Statue of a young Bacchus in the Mansion Garden with Northport Harbor and the Long Island Sound reflection
To the Greeks he was Dionysus. Also known as the “twice born” from the myth of his being carried in his father Zeus’ thigh after Hera, the jealous wife, plotted the death of his mother, the mortal Semele.
The infancy of Dionysus was perilous, with Hera plotting revenge Zeus found safe haven for the child at a place of earth called Mount Nysa, with beings named Rain Nymphs. The fascination of Vanderbilt with the story continued with the acquisition and display of a statue of the infant Dionysus with a protective nymph.
Dionysus and protector, a Rain-nymph of Nysa
The Things
The statue and plinth are at the stairs into the garden.

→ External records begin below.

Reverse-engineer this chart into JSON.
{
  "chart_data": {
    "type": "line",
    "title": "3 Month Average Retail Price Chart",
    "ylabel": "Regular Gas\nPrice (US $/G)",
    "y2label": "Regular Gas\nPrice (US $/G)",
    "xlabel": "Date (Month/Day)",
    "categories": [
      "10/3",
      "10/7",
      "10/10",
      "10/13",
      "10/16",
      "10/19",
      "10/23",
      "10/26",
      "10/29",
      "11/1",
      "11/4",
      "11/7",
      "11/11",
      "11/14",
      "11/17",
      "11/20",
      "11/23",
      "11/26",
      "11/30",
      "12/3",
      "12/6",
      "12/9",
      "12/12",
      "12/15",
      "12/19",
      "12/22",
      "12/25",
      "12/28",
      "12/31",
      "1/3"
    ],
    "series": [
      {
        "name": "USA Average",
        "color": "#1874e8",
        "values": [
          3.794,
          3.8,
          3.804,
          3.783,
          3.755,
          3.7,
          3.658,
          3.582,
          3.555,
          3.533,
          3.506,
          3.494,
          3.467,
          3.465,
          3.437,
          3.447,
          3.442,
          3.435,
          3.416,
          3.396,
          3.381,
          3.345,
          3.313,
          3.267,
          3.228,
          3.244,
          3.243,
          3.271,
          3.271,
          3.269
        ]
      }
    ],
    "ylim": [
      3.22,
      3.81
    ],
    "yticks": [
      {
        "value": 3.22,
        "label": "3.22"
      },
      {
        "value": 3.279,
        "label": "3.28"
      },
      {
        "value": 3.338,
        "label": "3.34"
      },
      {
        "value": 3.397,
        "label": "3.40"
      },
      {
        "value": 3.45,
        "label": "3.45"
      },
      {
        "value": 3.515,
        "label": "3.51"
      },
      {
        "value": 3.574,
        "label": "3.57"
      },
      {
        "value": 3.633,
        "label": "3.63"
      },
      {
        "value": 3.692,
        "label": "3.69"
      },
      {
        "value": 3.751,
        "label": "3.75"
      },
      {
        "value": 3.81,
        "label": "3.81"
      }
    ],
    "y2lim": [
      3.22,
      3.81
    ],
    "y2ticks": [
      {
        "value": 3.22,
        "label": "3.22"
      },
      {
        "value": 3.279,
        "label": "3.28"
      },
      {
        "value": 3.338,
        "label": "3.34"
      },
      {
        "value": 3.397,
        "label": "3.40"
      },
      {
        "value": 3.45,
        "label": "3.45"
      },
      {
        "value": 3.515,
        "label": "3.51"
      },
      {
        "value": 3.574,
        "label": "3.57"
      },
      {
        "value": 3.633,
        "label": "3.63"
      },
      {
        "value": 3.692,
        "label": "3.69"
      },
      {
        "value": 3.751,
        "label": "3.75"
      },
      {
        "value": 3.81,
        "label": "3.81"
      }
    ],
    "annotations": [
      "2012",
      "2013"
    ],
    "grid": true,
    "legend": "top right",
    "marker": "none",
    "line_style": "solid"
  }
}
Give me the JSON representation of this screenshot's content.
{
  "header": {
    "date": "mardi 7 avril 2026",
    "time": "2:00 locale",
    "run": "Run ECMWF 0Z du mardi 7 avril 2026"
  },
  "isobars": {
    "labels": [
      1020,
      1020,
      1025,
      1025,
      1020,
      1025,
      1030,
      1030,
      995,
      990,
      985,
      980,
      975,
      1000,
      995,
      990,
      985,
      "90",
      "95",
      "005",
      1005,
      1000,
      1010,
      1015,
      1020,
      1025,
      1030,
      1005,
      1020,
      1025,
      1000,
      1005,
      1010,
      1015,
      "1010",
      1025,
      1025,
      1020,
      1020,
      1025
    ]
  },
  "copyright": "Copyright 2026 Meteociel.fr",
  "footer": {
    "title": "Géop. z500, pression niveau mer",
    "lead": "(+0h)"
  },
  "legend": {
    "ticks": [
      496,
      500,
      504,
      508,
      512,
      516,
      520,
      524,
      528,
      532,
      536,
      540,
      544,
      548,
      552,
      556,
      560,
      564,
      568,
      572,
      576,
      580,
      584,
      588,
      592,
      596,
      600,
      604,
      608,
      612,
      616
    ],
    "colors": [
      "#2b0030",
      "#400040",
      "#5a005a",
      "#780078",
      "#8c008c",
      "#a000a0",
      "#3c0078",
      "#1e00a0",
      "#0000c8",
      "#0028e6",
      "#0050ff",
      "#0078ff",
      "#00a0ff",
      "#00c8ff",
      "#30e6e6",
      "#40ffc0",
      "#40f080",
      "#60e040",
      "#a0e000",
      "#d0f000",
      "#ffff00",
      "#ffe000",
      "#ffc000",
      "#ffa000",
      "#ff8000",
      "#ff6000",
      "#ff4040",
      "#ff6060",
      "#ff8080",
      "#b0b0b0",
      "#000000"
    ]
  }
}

Thirty five years after completing his Eagles Nest estate and twenty seven after his death, this planetarium became an addition to the museums left by William K. Vanderbilt II (“Willie K”). Located next to the Rose Garden, where my last blog “A Taste of Gatsby – details from the Vanderbilt Museum” left off, this planetarium is on the site for the estate tennis courts. The Planetarium reopened March 2013 with a complete equipment upgrade.
The star of the planetarium is a Konica Minolta GeminiStar III projector; a machine that will put this museum on the map for having one of the finer planetarium projectors in the United States.
There are several museums on the grounds, joined by graciously appointed walkways. This is a corner urn along the walk to the mansion.
This planter graces a wall corner along the path from the Planetarium to the Corinthian Colonnade
Courtyard Entrance
The Spanish Revival style mansion gathers around a central, cobblestone courtyard entered through this elaborate sandstone gate flanked by two carved sandstone urns, each at least six feet tall with pedestal.
A gated arch serves as the mansion courtyard entrance.
The gated entrance is the base of a bell tower. Willie brought from Russia a church bell that is older than the Liberty bell. He used to have great fun ringing the bell on Sunday mornings to disturb the sleep of his partying son and friends. That stopped when the neighbors arrived as an angry, spontaneous group to complain.
The mansion courtyard is entered through a gated archway. This cast urn graces the right side.
The cobblestone road leads up to the mansion, over a bridge and into the courtyard. Here is a detail of the walk way, formed from glacially rounded pebbles very common on beaches of Long Island’s North Shore.
A walkway decorated with black and white pebbles leads into the mansion courtyard. This is a portion just inside the arch.
A Ghost in the Garden
Across the courtyard from the bell tower is this arched entrance to the gardens along the east mansion walls. As we approached the figure to the right seemed to be a ghost, she was so still, enthralled by the view of Northport Harbor.
Archway with view toward Northport Bay and Asharoken
There were many cast stone planters in an Aztec motif such as that to the left of the archway and, in a detail shot, below.
A cast wall urn from the Mansion Garden of the Vanderbilt Museum.
We continued through the archway into the gardens. With plenty of time before the Mansion tour (highly recommended) we wandered at length and had an interesting conversation with the figure of the archway, a retired lady from Smithtown (and not a ghost).
Pam struck up a conversation with another visitor who was very knowledgeable about the museum history and grounds.